When I replaced it, I found that the current cap was a 13# unit and the replacement was listed as 13# as well. This means as the pressure builds within the cooling system, 13 pounds of pressure will cause the cap's spring to let some coolant past the cap and into the expansion tank (on newer cars) or pee out the overflow tube at the bottom of the car on mine...

The replacement cap showed up and it was 14#, which surprised me, but the car hasn't overflowed again since I've been using it. So that extra pound made a difference. In the photo the 14# cap is marked with the number "14" on it, and the 13# cap is below with the number "13#" on it...

Thursday, December 18, 2008

You Should Be In Movies...

I was on YouTube this evening and found a cool video featuring a red '65 (ok, looks like it's really a '66) and the song "65 Mustang"... Yeah!



And here are the lyrics.

Sunday, December 7, 2008

Brand New Repro Parts, Part II: More Adventures in Head-Scratching

Here's an issue that has caused me to waste some time, so maybe this tip will help somebody else. I bought a new fuel tank sending unit for my new 22 gallon fuel tank. (This tank is from a 1970 Mustang and holds more fuel than the stock 16 gallon tank from 1966.) The sending unit was from NPD and is supposed to be a good quality one with a brass float and 3/8" line. I think all of the parts houses will have this same issue, so I don't think NPD could do much about it.



Anyway, the first two floats failed by filling with fuel, causing the gauge to always read "E". The first floast failed within one day, and the second within one month. I finally replaced only the brass float and not the whole repro sending unit.
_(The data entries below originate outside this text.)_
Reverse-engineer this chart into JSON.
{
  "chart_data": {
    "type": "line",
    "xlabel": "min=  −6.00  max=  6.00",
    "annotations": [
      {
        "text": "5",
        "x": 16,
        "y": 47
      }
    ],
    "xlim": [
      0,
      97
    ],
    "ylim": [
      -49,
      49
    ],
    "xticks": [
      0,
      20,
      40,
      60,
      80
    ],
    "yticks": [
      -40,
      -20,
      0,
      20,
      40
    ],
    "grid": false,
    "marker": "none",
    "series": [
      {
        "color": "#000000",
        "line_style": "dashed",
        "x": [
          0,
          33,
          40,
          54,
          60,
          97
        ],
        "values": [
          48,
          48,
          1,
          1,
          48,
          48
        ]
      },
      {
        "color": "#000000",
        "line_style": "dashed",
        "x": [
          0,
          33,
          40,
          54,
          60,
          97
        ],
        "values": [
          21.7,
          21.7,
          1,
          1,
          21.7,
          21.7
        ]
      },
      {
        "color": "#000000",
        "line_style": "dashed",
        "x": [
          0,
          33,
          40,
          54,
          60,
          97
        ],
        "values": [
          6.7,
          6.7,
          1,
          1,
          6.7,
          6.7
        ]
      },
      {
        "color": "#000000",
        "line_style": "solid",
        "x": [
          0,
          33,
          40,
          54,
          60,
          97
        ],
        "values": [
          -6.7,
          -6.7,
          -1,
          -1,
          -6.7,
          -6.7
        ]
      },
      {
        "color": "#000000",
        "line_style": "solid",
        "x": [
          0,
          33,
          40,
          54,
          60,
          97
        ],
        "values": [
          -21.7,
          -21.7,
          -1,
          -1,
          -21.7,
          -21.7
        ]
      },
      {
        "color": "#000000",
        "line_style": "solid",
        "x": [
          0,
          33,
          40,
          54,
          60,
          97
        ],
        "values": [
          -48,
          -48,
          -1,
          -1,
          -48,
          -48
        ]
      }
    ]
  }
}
At left is the brass float I ordered from NPD, and it came in a Ford package, which was a nice surprise.



And here are the two floats together. The import is on the left and Ford is on the right. They seem reasonably close to being the same, but notice the soldering (or brazing?), which is more controlled on the Ford one.



And here's the failure point of the import on the left both times (the first time there was a leak on the side too): the solder on the end cap looks like a big porous blob stuck on there. The Ford float has solder that is accurately placed and very smooth for leak-free service.
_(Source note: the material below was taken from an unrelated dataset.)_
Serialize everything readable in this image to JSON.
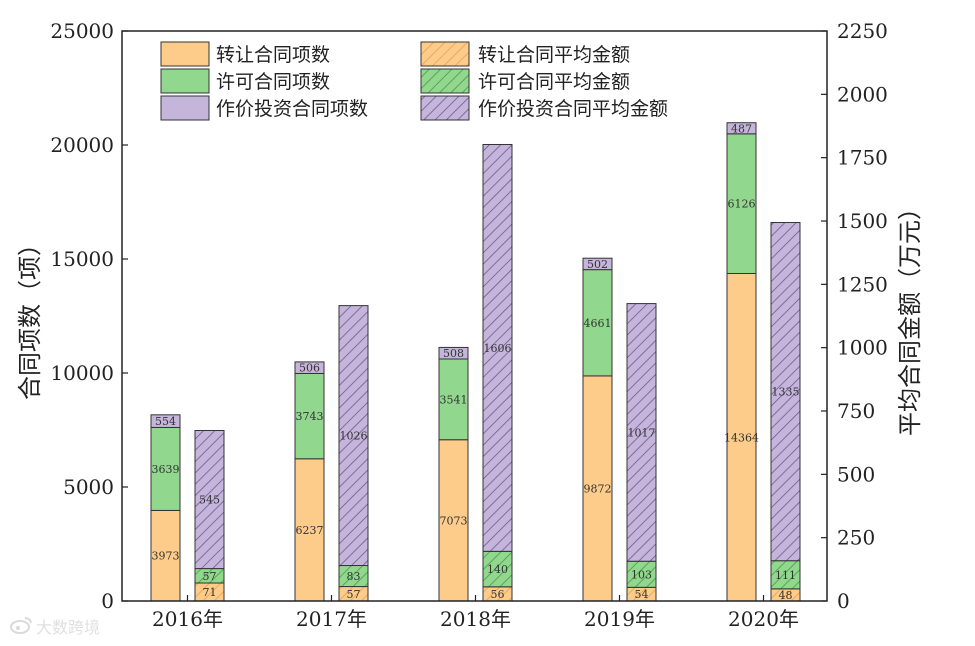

As a matter of fact, the import sending unit design apparently has another issue that quickly happened to both units I bought: The white plastic sock that is stuck on the intake tube to keep debris from getting sucked into the fuel line actually fell off or melted off and is presumably lost in the fuel tank somewhere. (With a new tank and a fuel filter before the fuel pump I'm not really worried about that right now.) But the parts houses do sell a NOS sending unit filter or sock for about $22. I just bought one and will install it when I have a chance (see photo). [Edit: Just installed it a couple months ago!]
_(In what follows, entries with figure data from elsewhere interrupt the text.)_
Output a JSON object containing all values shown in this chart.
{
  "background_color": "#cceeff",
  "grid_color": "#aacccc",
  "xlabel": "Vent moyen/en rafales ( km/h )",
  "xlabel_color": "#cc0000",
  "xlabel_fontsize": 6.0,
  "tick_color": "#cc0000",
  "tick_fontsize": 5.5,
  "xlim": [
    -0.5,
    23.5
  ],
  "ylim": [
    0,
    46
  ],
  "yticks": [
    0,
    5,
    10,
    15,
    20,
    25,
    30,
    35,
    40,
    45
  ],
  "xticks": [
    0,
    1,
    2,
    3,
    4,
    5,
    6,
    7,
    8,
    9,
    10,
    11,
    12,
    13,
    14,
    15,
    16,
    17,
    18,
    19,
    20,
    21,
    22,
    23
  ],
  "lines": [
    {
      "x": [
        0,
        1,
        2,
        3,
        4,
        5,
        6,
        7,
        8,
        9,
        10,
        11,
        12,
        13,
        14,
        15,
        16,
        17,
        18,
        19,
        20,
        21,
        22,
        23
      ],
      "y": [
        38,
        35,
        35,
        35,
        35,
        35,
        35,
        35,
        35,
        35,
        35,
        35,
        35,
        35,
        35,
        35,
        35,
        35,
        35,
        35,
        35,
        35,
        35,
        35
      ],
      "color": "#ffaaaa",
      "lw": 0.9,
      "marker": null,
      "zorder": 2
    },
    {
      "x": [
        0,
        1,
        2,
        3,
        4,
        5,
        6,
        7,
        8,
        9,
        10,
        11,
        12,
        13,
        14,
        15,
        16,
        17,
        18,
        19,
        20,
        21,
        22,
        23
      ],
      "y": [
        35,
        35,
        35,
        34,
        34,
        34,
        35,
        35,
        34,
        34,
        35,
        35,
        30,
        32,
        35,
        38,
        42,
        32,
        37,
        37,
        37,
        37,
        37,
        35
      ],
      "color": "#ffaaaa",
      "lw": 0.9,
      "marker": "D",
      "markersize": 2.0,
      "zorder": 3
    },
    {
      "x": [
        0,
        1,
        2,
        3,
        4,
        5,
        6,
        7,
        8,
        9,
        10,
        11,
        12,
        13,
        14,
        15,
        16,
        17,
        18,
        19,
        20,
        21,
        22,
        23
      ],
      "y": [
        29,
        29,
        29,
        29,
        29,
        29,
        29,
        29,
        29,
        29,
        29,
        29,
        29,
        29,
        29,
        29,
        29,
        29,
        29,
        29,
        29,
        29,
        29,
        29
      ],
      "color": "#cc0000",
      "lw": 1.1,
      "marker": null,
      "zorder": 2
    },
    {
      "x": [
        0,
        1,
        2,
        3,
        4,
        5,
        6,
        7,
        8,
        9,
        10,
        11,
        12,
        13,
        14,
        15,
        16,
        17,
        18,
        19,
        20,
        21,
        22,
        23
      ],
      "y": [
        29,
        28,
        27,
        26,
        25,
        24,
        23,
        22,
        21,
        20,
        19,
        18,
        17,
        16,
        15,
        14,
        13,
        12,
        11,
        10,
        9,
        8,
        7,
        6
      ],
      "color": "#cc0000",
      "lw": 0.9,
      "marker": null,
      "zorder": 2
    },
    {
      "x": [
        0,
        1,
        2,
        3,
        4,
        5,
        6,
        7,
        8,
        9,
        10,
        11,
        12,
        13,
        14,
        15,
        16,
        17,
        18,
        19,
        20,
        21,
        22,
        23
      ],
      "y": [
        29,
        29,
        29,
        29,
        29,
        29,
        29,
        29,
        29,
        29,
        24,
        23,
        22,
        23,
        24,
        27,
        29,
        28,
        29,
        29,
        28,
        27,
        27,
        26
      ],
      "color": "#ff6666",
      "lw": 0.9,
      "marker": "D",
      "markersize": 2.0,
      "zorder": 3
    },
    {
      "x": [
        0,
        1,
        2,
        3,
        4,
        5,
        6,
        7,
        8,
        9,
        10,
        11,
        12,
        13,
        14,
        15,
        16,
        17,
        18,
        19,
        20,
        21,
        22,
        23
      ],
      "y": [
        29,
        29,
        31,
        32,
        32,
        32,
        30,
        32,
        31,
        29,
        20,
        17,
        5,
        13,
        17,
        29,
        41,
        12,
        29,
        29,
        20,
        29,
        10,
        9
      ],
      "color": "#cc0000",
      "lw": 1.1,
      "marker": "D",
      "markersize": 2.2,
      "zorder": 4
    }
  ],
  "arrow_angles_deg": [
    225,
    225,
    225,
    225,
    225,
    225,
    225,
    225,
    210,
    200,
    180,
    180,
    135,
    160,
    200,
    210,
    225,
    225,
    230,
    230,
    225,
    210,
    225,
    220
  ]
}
In hindsight, I'd use a NOS brass float ($7) and NOS sending unit filter ($22) that are available in Ford packages from places like NPD and Mustangs Unlimited. Then I'd buy a $25 repro sending unit and hope for the best. I would not use a repro sending unit again without upgrading the sending unit filter and float. Of course if you can score a NOS sending unit assembly for $50 that's the best bet, but these go for over $100 easy when they come up on eBay.